Anket sonuçlarında tespit edilen sorunlar şöyle sıralandı: 

*“ Öğretmenler, ülkenin dört bir yanında, her türlü olumsuz koşullarla mücadele ederek, görevlerini yerine getirmeye çalışmaktadır. Çünkü her öğretmen, eğitimin her türlü yapısal sorununa rağmen eşitlikten, barıştan, laiklikten, özgürlükten, insandan ve emekten yana aydınlık nesillerin yetişmesinde katkısının olduğunu bilmektedir. Ancak siyasi iktidar, mesleğini hakkıyla yerine getirmeye çalışan öğretmenlerin yıllardır yaşadığı sorunlara kalıcı çözümler üretmemektedir. 

* Liyakat ilkesinin yerini mülakatın aldığı bir eğitim sisteminde, öğrencilerin, velilerin ve eğitim emekçilerinin çıkarları değil, siyasi iktidarın hedef, amaç ve beklentilerinin belirleyici olması, eğitimin niteliğinin giderek bozulmasına neden olmuştur.
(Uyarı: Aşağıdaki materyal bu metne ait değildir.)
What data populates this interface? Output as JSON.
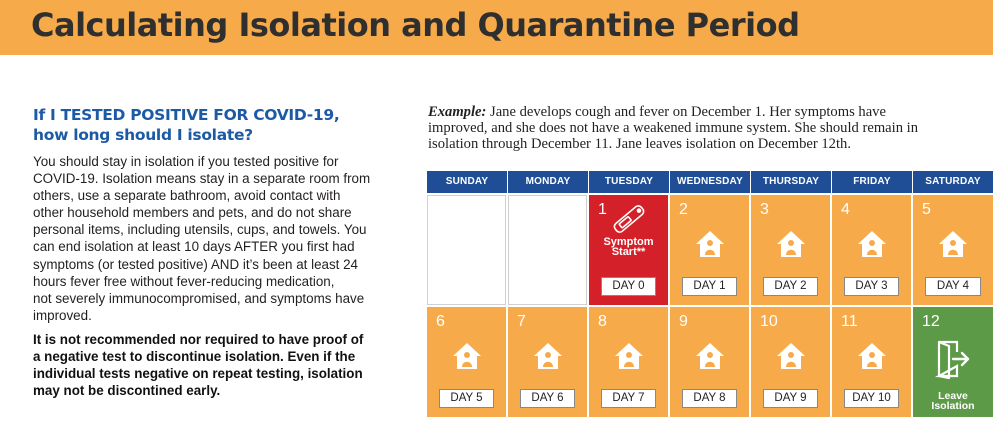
{
  "title": "Calculating Isolation and Quarantine Period",
  "question": {
    "lines": [
      "If I TESTED POSITIVE FOR COVID-19,",
      "how long should I isolate?"
    ]
  },
  "body_lines": [
    "You should stay in isolation if you tested positive for",
    "COVID-19. Isolation means stay in a separate room from",
    "others, use a separate bathroom, avoid contact with",
    "other household members and pets, and do not share",
    "personal items, including utensils, cups, and towels. You",
    "can end isolation at least 10 days AFTER you first had",
    "symptoms (or tested positive) AND it’s been at least 24",
    "hours fever free without fever-reducing medication,",
    "not severely immunocompromised, and symptoms have",
    "improved."
  ],
  "bold_lines": [
    "It is not recommended nor required to have proof of",
    "a negative test to discontinue isolation. Even if the",
    "individual tests negative on repeat testing, isolation",
    "may not be discontined early."
  ],
  "example": {
    "label": "Example:",
    "lines": [
      " Jane develops cough and fever on December 1. Her symptoms have",
      "improved, and she does not have a weakened immune system. She should remain in",
      "isolation through December 11. Jane leaves isolation on December 12th."
    ]
  },
  "calendar": {
    "days": [
      "SUNDAY",
      "MONDAY",
      "TUESDAY",
      "WEDNESDAY",
      "THURSDAY",
      "FRIDAY",
      "SATURDAY"
    ],
    "week1": [
      {
        "num": "",
        "kind": "empty"
      },
      {
        "num": "",
        "kind": "empty"
      },
      {
        "num": "1",
        "kind": "symptom",
        "label": "DAY 0",
        "symptom_lines": [
          "Symptom",
          "Start**"
        ]
      },
      {
        "num": "2",
        "kind": "home",
        "label": "DAY 1"
      },
      {
        "num": "3",
        "kind": "home",
        "label": "DAY 2"
      },
      {
        "num": "4",
        "kind": "home",
        "label": "DAY 3"
      },
      {
        "num": "5",
        "kind": "home",
        "label": "DAY 4"
      }
    ],
    "week2": [
      {
        "num": "6",
        "kind": "home",
        "label": "DAY 5"
      },
      {
        "num": "7",
        "kind": "home",
        "label": "DAY 6"
      },
      {
        "num": "8",
        "kind": "home",
        "label": "DAY 7"
      },
      {
        "num": "9",
        "kind": "home",
        "label": "DAY 8"
      },
      {
        "num": "10",
        "kind": "home",
        "label": "DAY 9"
      },
      {
        "num": "11",
        "kind": "home",
        "label": "DAY 10"
      },
      {
        "num": "12",
        "kind": "leave",
        "leave_lines": [
          "Leave",
          "Isolation"
        ]
      }
    ]
  },
  "colors": {
    "banner": "#f7aa4a",
    "heading_blue": "#1c5aa6",
    "calendar_header": "#1f4e96",
    "isolation_day": "#f7aa4a",
    "symptom_day": "#d42129",
    "leave_day": "#5d9a47"
  },
  "icons": {
    "isolation": "house-person-icon",
    "symptom": "thermometer-icon",
    "leave": "exit-door-icon"
  }
}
Açıktır ki eğitim emekçileri rekabet etmek ve yarışmak değil, birlik ve dayanışma içinde, daha nitelikli eğitim için çalışmak istemektedir.

* Öğretmenler siyasi iktidarlara değil; halka ve öğrencilerine karşı sorumludur. Bu nedenle bizler, aksi yöndeki tüm politika ve uygulamalara rağmen iktidarın değil, halkın öğretmeni olmak istiyoruz. Eğitim sisteminin daha nitelikli olması için somut adımlar atılarak, çalışma ve yaşam koşullarımızın iyileştirilmesini talep ediyoruz.

* Öğretmenlerimizin kendisini güvende hissettiği, mesleki özerkliğinin tanındığı, iş güvencelerinin sağlandığı, emeğinin karşılığı olan refah düzeyine sahip olduğu bir eğitim sistemi, toplumun ve öğrencilerimizin nitelikli eğitim hakkının yaşam bulmasının temel koşuludur.

* Yıllardır çeşitli alanlarda yaşadığımız hak kayıplarına ve olumsuzluklara bakıldığında, geçtiğimiz yıllar içinde kaybettiklerimizin ne kadar çok olduğu görülecektir. Bizlere dayatılan her türlü haksız ve hukuksuz uygulamanın ancak tüm eğitim ve bilim emekçilerinin birleşik ve örgütlü mücadelesiyle kırılabileceğine inanıyoruz.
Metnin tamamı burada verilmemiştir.